Sofie’s merger documents—"personally drafted” by Marell—referenced two other disputes unrelated to Cohen, according to the whistleblower complaint, at least one of which had already been settled. The documents allegedly stated that otherwise no members of the company were the target of any reasonably material actions.
“Paul Weiss had actual knowledge of the claims and their materiality, yet proceeded to draft and certify representations to Trilantic stating that there only two threatened claims—omitting Cohen’s entirely,” the whistleblower said in the complaint.
Sanders, the Reed Smith partner, advised Phelps that Sofie didn’t need to disclose the claims, arguing the noteholders signed a waiver, according to the SEC complaint.
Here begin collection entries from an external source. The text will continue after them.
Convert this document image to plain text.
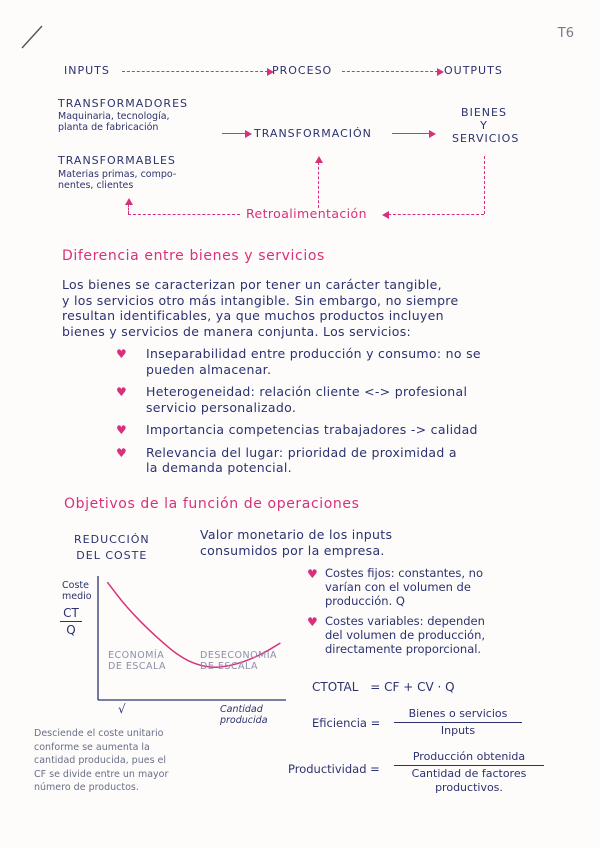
T6
INPUTS	PROCESO	OUTPUTS
TRANSFORMADORES
Maquinaria, tecnología,
planta de fabricación	TRANSFORMACIÓN
BIENES
Y
SERVICIOS
TRANSFORMABLES
Materias primas, compo-
nentes, clientes
Retroalimentación
Diferencia entre bienes y servicios
Los bienes se caracterizan por tener un carácter tangible,
y los servicios otro más intangible. Sin embargo, no siempre
resultan identificables, ya que muchos productos incluyen
bienes y servicios de manera conjunta. Los servicios:
♥ Inseparabilidad entre producción y consumo: no se
pueden almacenar.
♥ Heterogeneidad: relación cliente <-> profesional
servicio personalizado.
♥ Importancia competencias trabajadores -> calidad
♥ Relevancia del lugar: prioridad de proximidad a
la demanda potencial.
Objetivos de la función de operaciones
REDUCCIÓN
DEL COSTE
Valor monetario de los inputs
consumidos por la empresa.
Coste
medio
CT
Q
ECONOMÍA
DE ESCALA
DESECONOMÍA
DE ESCALA
Cantidad
producida
√
Desciende el coste unitario
conforme se aumenta la
cantidad producida, pues el
CF se divide entre un mayor
número de productos.
♥ Costes fijos: constantes, no
varían con el volumen de
producción. Q
♥ Costes variables: dependen
del volumen de producción,
directamente proporcional.
CTOTAL = CF + CV · Q
Eficiencia =
Bienes o servicios
Inputs
Productividad =
Producción obtenida
Cantidad de factores
productivos.
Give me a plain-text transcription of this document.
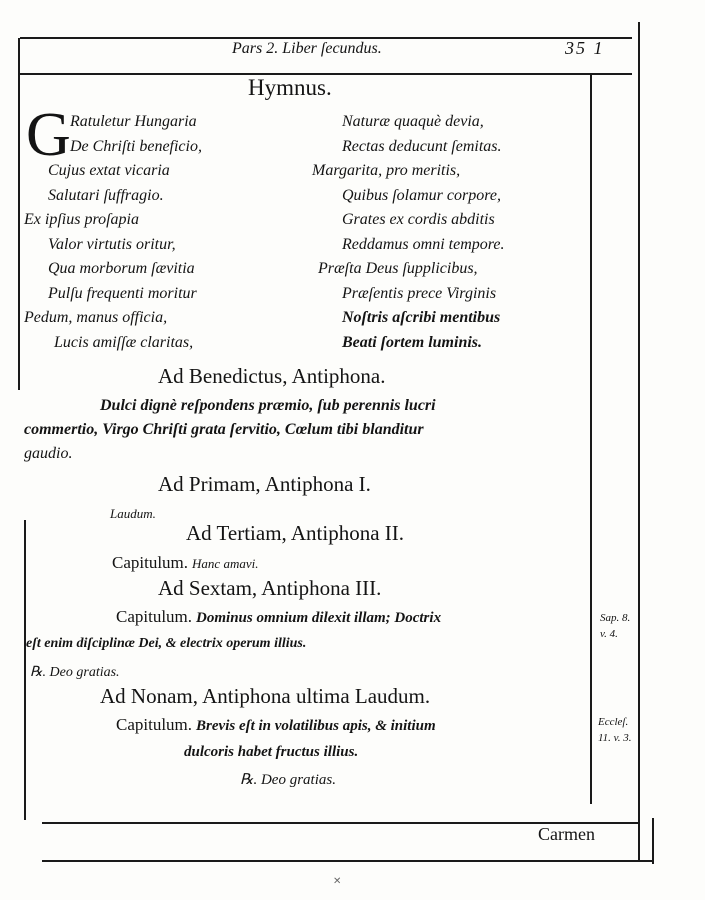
Pars 2. Liber ſecundus.	35 1
Hymnus.
G Ratuletur Hungaria
De Chriſti beneficio,
Cujus extat vicaria
Salutari ſuffragio.
Ex ipſius proſapia
Valor virtutis oritur,
Qua morborum ſævitia
Pulſu frequenti moritur
Pedum, manus officia,
Lucis amiſſæ claritas,
Naturæ quaquè devia,
Rectas deducunt ſemitas.
Margarita, pro meritis,
Quibus ſolamur corpore,
Grates ex cordis abditis
Reddamus omni tempore.
Præſta Deus ſupplicibus,
Præſentis prece Virginis
Noſtris aſcribi mentibus
Beati ſortem luminis.
Ad Benedictus, Antiphona.
Dulci dignè reſpondens præmio, ſub perennis lucri
commertio, Virgo Chriſti grata ſervitio, Cœlum tibi blanditur
gaudio.
Ad Primam, Antiphona I.
Laudum.
Ad Tertiam, Antiphona II.
Capitulum. Hanc amavi.
Ad Sextam, Antiphona III.
Capitulum. Dominus omnium dilexit illam; Doctrix
eſt enim diſciplinæ Dei, & electrix operum illius.
℞. Deo gratias.
Sap. 8.
v. 4.
Ad Nonam, Antiphona ultima Laudum.
Capitulum. Brevis eſt in volatilibus apis, & initium
dulcoris habet fructus illius.
℞. Deo gratias.
Eccleſ.
11. v. 3.
Carmen
✕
Cohen and Pietra on April 26, 2024 signed broad releases when their shares were purchased as part of the merger agreement. But the waivers don’t bar fraud claims, according to the whistleblower complaint. Additionally, the documents relate to Cohen and Pietra rather than the LLC they’d assigned claims to, the complaint said.
“If the noteholders are saying, ‘Well, we’re waiving our rights, except for this inner slice of things,’ then you can see why the lawyers for the target would say, ‘Well, this isn’t something that needs to be disclosed to the buyer,’” said Lipton, the law professor.
However, “if there’s a plausible argument here that somebody messed with the financial statements or the valuation in a way that either screwed the private equity buyer or screwed the noteholders’ rights to obtain shares, then that could be a significant liability.”
Trialntic and Sofie announced they had closed the deal on June 4, 2024.
Records Fight
Cohen and Pietra are trying to obtain Kroll valuation documents as part of the 2024 malpractice suit against Reed Smith filed in California Superior Court.
Reed Smith’s lawyers advised the noteholders while also representing Sofie at the same time, according to the suit. The noteholders initially planned to form their own company to buy the HCP assets and then make a deal with Sofie to use the assets, according to the suit and a sworn declaration by Czernin, who continues to work as the company’s chief revenue officer. The lawyers allegedly convinced them to instead loan the funds to Sofie to buy the HCP assets and structured the terms in a way that benefited Sofie.
Reed Smith has denied having an attorney-client relationship with the noteholders in court documents. The said it cannot disclose information about the Kroll valuation because Sofie has not waived attorney-client privilege and attorney work product protections.
A judge is expected to soon issue a ruling in the malpractice case that could determine whether Cohen and Pietra can obtain the Kroll records.
The cases are Beyond Infinity II, LLC v. Sofie Biosciences, Inc., Cal. Super. Ct., No. 25STCV21482, 7/21/25 and Pietra v. Reed Smith, Cal. Super. Ct., No. 24STCV13051, 8/5/25.